While these possibilities are incredible opportunities to treat neurological disease, advancements don’t have to be limited to neurological care. Connectomics can also be used for diagnosing and treating mental illness.
If we are honest with ourselves, our understanding of mental illness remains extremely limited, often leading to non-definitive diagnoses and treatments. This is due to the tendencies of mental illnesses to present as disturbances of higher brain function that cannot be explained through physical examination alone. That is, a typical MRI scan is unlikely to help diagnose mental illness as the biomarker is not structural like a tumor or stroke.
On the left is a brain of a healthy individual. In the middle, this brain has a clear abnormality - a tumor. However, on the right - can you tell this patient has an anxiety disorder?
With almost a quarter of the world’s population set to face a mental illness at some stage of their life and hundreds of thousands of likely-preventable suicides occurring each year, the world’s mental health crisis is an incredibly pressing issue. In the case of mental illnesses, like PTSD, diagnosis typically requires identifying numerous co-occurring disorders and symptoms. In a similar manner, diseases like depression are actually multiple different disorders that exhibit similar symptoms5. Yet, they are often treated and diagnosed as one single disease.
To more effectively treat these complicated diseases, we must uncover the mechanisms that lead to mental illness, suicidal tendencies, and disorders. Using brain data analysis we can pinpoint these various symptoms and address them at their root cause of sickness in the brain.

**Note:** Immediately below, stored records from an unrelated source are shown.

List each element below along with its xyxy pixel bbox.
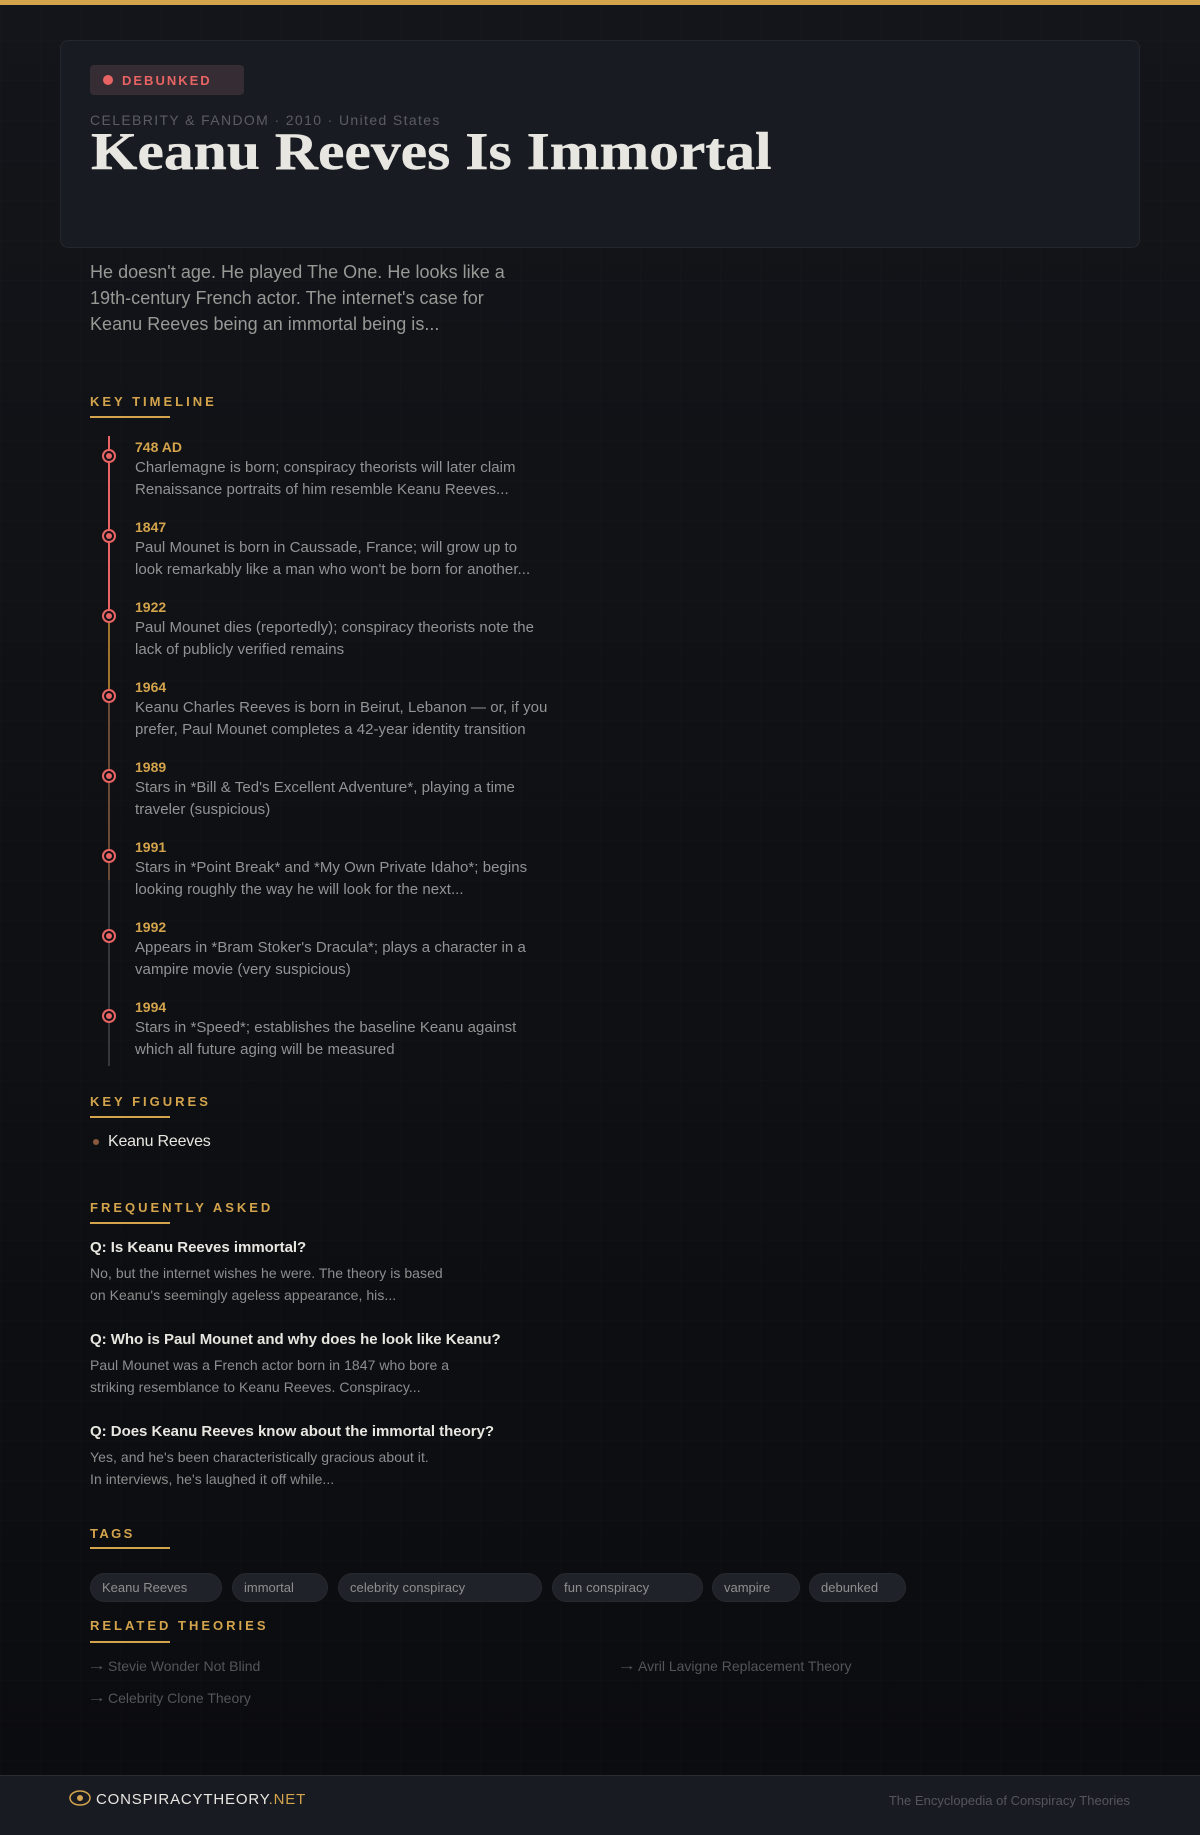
tag: Keanu Reeves bbox=[102, 1580, 187, 1595]
node bbox=[102, 849, 116, 863]
faq item 3: In interviews, he's laughed it off while... bbox=[90, 1471, 334, 1487]
node bbox=[102, 449, 116, 463]
node bbox=[102, 689, 116, 703]
intro text: He doesn't age. He played The One. He looks like a bbox=[90, 262, 505, 282]
badge label: DEBUNKED bbox=[122, 73, 212, 88]
intro text: 19th-century French actor. The internet's case for bbox=[90, 288, 484, 308]
timeline entry: 1994: which all future aging will be measured bbox=[135, 1041, 395, 1058]
timeline entry: 748 AD bbox=[102, 439, 516, 498]
faq item 3: Q: Does Keanu Reeves know about the immortal theory? bbox=[90, 1423, 494, 1440]
faq item 1: on Keanu's seemingly ageless appearance, his... bbox=[90, 1287, 396, 1303]
tag bbox=[90, 1573, 222, 1602]
timeline entry: 1991: looking roughly the way he will look for the next... bbox=[135, 881, 464, 898]
timeline entry: 1994: Stars in *Speed*; establishes the baseline Keanu against bbox=[135, 1019, 516, 1036]
intro text bbox=[90, 262, 505, 334]
status badge bbox=[90, 65, 244, 95]
badge dot bbox=[103, 75, 113, 85]
timeline entry: 1847: look remarkably like a man who won't be born for another... bbox=[135, 561, 530, 578]
tag bbox=[338, 1573, 542, 1602]
timeline entry: 1847 bbox=[102, 519, 530, 578]
tag bbox=[232, 1573, 328, 1602]
timeline line bbox=[108, 436, 110, 1066]
node bbox=[102, 1009, 116, 1023]
timeline entry: 748 AD: Renaissance portraits of him resemble Keanu Reeves... bbox=[135, 481, 509, 498]
faq item 3 bbox=[90, 1423, 494, 1487]
timeline entry: 1922 bbox=[102, 599, 534, 658]
faq item 1 bbox=[90, 1239, 443, 1303]
timeline entry: 1964: prefer, Paul Mounet completes a 42-year identity transition bbox=[135, 721, 526, 738]
footer bbox=[0, 1775, 1200, 1835]
timeline entry: 1991: 1991 bbox=[135, 839, 166, 855]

Machine learning capabilities offer new opportunities to diagnose mental illness based on patterns of brain network function and connectivity.
With fMRI scans, brain connectivity patterns can transform psychological disorders into a data problem. Machine learning algorithms can classify symptoms based on patterns of brain network dysfunction and make predictions about the symptom severity. Algorithms can also be trained to make comparisons between standard datasets and subject-specific data to diagnose patients with similarly-occurring symptoms.
The image shown here is an Connectivity Matrix that compares a specific patient's functional connectivity to that of thousands of healthy datasets and finds patterns of anomaly - with red and blue regions indicating areas of abnormal behavior. This particular matrix was taken from the patient suffering an anxiety disorder in the last figure.
In terms of treatment, methods have also been found to correctly identify patients who are likely to respond positively to targeted neurostimulation therapies.
Using connectomic data, psychologists can begin pinpointing areas of disturbance in the brain, and far better understand what we currently call mental illness. As this research continues, these disorders are poised to become not only treatable but preventable.
While Connectomics offers amazing possibilities for neurological and neuropsychiatric care, its research potential does not have to stop there: The methods used to diagnose and treat deficits and disorders can provide valuable insight into our own minds.
Analyzing parcellations of healthy brains can help us understand our own intelligence, personality traits, and biases. This technology even presents the opportunity to enhance cognitive function and improve individual brain potential. Imagine identifying the brain networks responsible for certain skills (such as math and language), and being able to apply courses of non-invasive stimulation to improve them.
This is not science fiction—studies have already shown promising results for brain enhancement.
Based on fMRI data, repetitive transcranial magnetic stimulation (rTMS)—targeted stimulation of key brain areas—has been shown to improve cognitive function for:
While these studies only scratch the surface of what is possible using non-invasive stimulation, they show that the possibilities are limitless.